Every minute lost made Max more frantic, even though he was sure the deaths Courtney Kimball had asked him to inves­tigate were exactly what they appeared to be, just as he'd told her in the report he made yesterday. When he'd concluded, she'd asked sharply, 'You didn't find anything out of order? Anything at all?' He'd spent several hours in dusty records atthe county courthouse, studying files from the coroner's office. They confirmed the information he'd found in old news sto­ries. That's what he told Courtney. She looked at him, her eyes dark with unhappiness. 'There has to be a way—' She broke off, seemed to acquiesce, paid his fee. He'd thought that was the end of it.

Until the call this evening, the shocking, incomplete call.

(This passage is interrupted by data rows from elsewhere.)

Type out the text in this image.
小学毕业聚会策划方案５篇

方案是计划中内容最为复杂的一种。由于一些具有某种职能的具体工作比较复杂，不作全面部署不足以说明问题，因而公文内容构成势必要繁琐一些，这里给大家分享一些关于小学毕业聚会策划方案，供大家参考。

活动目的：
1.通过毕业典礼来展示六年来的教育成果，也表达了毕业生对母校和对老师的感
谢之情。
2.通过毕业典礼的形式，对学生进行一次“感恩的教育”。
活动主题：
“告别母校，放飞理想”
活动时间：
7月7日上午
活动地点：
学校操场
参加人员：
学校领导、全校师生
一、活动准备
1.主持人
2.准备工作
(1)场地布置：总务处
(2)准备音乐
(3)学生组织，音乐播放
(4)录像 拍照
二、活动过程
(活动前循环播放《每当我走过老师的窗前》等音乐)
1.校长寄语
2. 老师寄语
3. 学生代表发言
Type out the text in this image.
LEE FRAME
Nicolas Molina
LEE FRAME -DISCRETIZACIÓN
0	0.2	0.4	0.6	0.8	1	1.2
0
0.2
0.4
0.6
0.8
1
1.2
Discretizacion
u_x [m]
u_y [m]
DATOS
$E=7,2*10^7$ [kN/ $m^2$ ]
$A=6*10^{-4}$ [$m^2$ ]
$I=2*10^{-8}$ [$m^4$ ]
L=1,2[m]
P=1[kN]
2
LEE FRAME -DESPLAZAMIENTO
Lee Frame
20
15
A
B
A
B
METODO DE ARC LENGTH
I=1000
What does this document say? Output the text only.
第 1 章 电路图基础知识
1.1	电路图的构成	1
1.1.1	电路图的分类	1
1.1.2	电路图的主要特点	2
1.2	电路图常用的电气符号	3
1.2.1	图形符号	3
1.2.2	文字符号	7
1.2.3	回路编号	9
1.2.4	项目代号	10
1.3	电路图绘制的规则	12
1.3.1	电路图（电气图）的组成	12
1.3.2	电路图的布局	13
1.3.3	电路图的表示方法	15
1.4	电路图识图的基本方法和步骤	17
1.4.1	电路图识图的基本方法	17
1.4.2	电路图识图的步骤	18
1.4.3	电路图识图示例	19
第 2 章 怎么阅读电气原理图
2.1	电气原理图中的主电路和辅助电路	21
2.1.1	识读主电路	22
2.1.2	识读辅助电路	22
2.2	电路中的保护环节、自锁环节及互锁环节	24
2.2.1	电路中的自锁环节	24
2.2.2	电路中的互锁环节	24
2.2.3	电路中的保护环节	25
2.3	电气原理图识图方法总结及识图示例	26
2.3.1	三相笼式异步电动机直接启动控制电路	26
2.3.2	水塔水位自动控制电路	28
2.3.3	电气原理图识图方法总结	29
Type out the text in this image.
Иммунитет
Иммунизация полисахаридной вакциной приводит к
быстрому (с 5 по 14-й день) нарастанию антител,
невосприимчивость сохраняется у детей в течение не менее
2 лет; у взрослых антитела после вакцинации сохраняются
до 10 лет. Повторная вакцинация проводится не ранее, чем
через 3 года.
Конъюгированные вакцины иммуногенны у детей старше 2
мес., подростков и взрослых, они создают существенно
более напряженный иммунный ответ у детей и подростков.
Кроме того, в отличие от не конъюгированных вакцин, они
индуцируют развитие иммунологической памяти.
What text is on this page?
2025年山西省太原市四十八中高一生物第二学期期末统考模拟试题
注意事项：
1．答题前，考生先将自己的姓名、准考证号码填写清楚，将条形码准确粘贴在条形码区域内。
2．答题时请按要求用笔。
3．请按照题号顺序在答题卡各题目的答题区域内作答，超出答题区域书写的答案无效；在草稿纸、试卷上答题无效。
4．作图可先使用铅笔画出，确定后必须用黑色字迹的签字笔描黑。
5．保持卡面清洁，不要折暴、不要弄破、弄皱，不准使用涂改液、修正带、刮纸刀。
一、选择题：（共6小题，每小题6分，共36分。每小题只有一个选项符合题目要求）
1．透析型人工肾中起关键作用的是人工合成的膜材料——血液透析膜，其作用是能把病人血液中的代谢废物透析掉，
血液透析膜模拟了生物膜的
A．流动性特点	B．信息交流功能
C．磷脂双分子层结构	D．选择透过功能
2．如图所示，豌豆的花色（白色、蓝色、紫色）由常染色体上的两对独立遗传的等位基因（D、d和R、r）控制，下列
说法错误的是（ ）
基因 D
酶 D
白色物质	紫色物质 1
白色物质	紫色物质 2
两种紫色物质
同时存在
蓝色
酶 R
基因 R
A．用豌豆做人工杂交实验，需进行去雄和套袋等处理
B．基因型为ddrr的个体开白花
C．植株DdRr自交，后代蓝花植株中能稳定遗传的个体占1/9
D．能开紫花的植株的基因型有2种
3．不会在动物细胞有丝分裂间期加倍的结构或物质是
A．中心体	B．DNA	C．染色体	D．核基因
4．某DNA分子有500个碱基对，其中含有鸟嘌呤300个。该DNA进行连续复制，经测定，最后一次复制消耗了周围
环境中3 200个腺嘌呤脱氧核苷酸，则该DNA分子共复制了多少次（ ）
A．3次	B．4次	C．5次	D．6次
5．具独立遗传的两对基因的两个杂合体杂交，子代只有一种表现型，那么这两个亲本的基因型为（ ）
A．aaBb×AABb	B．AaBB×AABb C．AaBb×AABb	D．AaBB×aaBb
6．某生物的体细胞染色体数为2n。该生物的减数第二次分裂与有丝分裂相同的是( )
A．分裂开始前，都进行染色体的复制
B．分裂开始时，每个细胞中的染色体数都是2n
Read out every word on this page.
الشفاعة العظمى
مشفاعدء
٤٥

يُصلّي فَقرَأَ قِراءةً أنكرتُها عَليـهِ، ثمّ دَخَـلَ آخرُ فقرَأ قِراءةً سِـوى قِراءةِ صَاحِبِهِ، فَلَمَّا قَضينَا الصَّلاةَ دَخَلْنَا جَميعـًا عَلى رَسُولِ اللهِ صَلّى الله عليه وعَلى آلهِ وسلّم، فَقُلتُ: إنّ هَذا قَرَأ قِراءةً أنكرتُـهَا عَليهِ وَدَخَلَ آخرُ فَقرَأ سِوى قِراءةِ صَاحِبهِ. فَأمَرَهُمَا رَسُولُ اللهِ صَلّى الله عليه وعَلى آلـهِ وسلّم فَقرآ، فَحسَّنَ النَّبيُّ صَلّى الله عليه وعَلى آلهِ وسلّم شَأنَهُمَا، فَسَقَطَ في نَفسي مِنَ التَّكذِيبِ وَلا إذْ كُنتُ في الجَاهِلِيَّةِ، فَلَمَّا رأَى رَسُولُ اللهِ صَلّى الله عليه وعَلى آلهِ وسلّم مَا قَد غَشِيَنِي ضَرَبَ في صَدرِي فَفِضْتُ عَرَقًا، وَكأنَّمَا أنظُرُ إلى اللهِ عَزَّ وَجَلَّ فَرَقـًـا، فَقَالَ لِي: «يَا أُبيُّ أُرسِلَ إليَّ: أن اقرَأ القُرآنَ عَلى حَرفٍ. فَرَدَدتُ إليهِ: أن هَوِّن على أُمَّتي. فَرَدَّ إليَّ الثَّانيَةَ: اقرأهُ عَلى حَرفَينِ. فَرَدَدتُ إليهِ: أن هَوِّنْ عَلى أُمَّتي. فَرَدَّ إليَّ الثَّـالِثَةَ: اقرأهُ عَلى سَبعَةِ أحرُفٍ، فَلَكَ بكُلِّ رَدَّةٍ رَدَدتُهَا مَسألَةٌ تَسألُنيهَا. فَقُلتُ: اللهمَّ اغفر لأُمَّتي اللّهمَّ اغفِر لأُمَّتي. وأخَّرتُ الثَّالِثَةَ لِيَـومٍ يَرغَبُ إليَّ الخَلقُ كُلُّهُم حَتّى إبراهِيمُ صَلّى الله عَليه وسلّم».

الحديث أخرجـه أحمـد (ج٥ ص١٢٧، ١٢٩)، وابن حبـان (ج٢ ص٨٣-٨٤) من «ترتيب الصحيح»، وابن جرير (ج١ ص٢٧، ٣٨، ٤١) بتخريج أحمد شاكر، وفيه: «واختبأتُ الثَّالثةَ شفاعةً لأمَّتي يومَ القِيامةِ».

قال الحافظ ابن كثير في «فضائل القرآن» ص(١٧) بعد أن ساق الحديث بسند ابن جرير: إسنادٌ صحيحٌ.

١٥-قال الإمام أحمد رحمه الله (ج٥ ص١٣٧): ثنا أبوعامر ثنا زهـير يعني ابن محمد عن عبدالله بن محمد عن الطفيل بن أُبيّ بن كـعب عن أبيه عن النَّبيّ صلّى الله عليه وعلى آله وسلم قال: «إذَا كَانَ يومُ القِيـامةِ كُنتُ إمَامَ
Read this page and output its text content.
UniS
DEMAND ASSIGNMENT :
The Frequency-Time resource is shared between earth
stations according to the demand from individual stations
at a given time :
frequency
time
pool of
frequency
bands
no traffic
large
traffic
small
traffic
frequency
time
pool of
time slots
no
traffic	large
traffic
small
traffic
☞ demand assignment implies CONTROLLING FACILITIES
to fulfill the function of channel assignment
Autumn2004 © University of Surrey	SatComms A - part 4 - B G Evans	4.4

Words tumbled over each other, frantic and incomplete: 'Help . . . got to have help . . . the cemetery . . . Ross's grave . . . oh, hurr—' And the line went dead.

He'd dialed her number.

No answer.

Ring after ring.

And now, this damn truck—impatiently, he swung out the nose of the sports car, then yanked hard right on the wheel.

A Mercedes blazed past in the facing lane, horn blaring.

Fuming and chafing, his eyes watering from the pickup's bilious exhaust, Max finally found clearance to pass. The speedometer needle raced to the right. That broken cry, '. . . oh, hurr—' Help? What kind of help? The fear in her voice spelled danger. The Maserati plunged forward, born to race.

Annie's hands gripped the telephone like a vise, but she had her voice under control. Just barely. 'No, Cynthia, none of Max's sisters are in town.'

Cynthia waited for amplification.

Annie smiled grimly and uttered not another word.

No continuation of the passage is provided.